Già nell‘autunno 2015 i media occidentali pubblicarono una copia delle istruzioni alle Ambasciate saudite negli Stati del Medio Oriente -documento segreto- che contiene la direttiva per tutti i rappresentanti diplomatici di cessare gradualmente il supporto finanziario all’opposizione armata siriana. Un segnale di ripensamento al tempo sottovalutato dagli osservatori occidentali, ma non a quelli di cultura islamica. L’Arabia Saudita, sosteneva già allora Ahmad Abbas, un analista iracheno residente a Londra, «sta velocemente raggiungendo una consapevolezza politica: i suoi rapporti con il terrorismo e i crimini di guerra che Riyadh continua a commettere in Yemen sono diventati troppo complicati da razionalizzare, anche per i devoti media».
Circa gli errori nello Yemen, sempre nel 2015, Antoine Macon-Perrier, analista indipendente francese che lavorava nel Golfo, sosteneva che «le politiche imperialiste di Riyadh in Medio Oriente rischiano di evidenziare il fallimento nel riconoscere la propria vulnerabilità politica dentro i propri confini. Le ambizioni egemoniche dell’Arabia Saudita non sono esattamente nuove. La Casa di Saud vanta una lunga eredità di conquiste sotto il proprio nome, partendo dalla scalata del Wahabismo nel XVIII secolo. Detto questo, il livello di aggressione militare al quale abbiamo assistito negli ultimi mesi è qualcosa che il regno non aveva mai tentato prima, ed è qui che Al Saud ha chiaramente sbagliato i calcoli, nonostante le pressioni che deve affrontare a causa del calo del prezzo del petrolio. L’Arabia Saudita non è una potenza militare, si affida a mercenari per esercitare le proprie volontà politiche e in questo modo, alla fine, le sue ricchezze vengono sperperate. Nel frattempo i movimenti di resistenza stanno fomentando la legittimità politica della regione».
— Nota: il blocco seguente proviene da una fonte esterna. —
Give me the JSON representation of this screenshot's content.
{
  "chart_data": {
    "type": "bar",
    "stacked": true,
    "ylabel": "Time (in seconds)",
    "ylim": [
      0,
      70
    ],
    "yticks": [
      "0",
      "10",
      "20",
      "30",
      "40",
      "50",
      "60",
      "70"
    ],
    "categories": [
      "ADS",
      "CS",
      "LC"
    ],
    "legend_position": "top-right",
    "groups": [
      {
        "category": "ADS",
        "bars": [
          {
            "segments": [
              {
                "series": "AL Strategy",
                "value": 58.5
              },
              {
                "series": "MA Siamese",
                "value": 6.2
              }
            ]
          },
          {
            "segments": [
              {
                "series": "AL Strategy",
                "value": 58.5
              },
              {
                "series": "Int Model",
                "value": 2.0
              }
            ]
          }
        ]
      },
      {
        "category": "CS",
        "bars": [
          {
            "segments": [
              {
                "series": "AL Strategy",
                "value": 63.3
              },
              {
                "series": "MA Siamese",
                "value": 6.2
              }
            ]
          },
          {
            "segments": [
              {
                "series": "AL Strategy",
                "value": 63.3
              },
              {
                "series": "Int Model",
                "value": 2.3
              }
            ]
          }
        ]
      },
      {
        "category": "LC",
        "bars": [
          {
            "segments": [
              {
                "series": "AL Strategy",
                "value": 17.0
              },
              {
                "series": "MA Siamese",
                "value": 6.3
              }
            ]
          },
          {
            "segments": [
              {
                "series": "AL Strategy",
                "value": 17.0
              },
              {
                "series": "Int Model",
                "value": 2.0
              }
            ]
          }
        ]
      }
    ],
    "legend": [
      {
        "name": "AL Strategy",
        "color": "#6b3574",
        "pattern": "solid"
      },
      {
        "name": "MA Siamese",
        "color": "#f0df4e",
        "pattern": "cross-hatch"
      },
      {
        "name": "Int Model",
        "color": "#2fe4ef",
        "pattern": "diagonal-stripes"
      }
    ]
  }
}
Il principe nel suo intervento di ieri naturalmente non ha nominato il wahhabismo, ma l’estremismo che ha promesso sradicare è proprio quello, il wahhabismo, che sta alle radici del regno stesso, e che oramai non è più sotto controllo, i movimenti che il regno a finanziato ora il Regno non riesce più controllarli, e il cancro dell’estremismo sta colpendo il Regno stesso, inoltre i religiosi stanno diventando un potere troppo grande che potrebbe mettere a rischio quello della famiglia reale.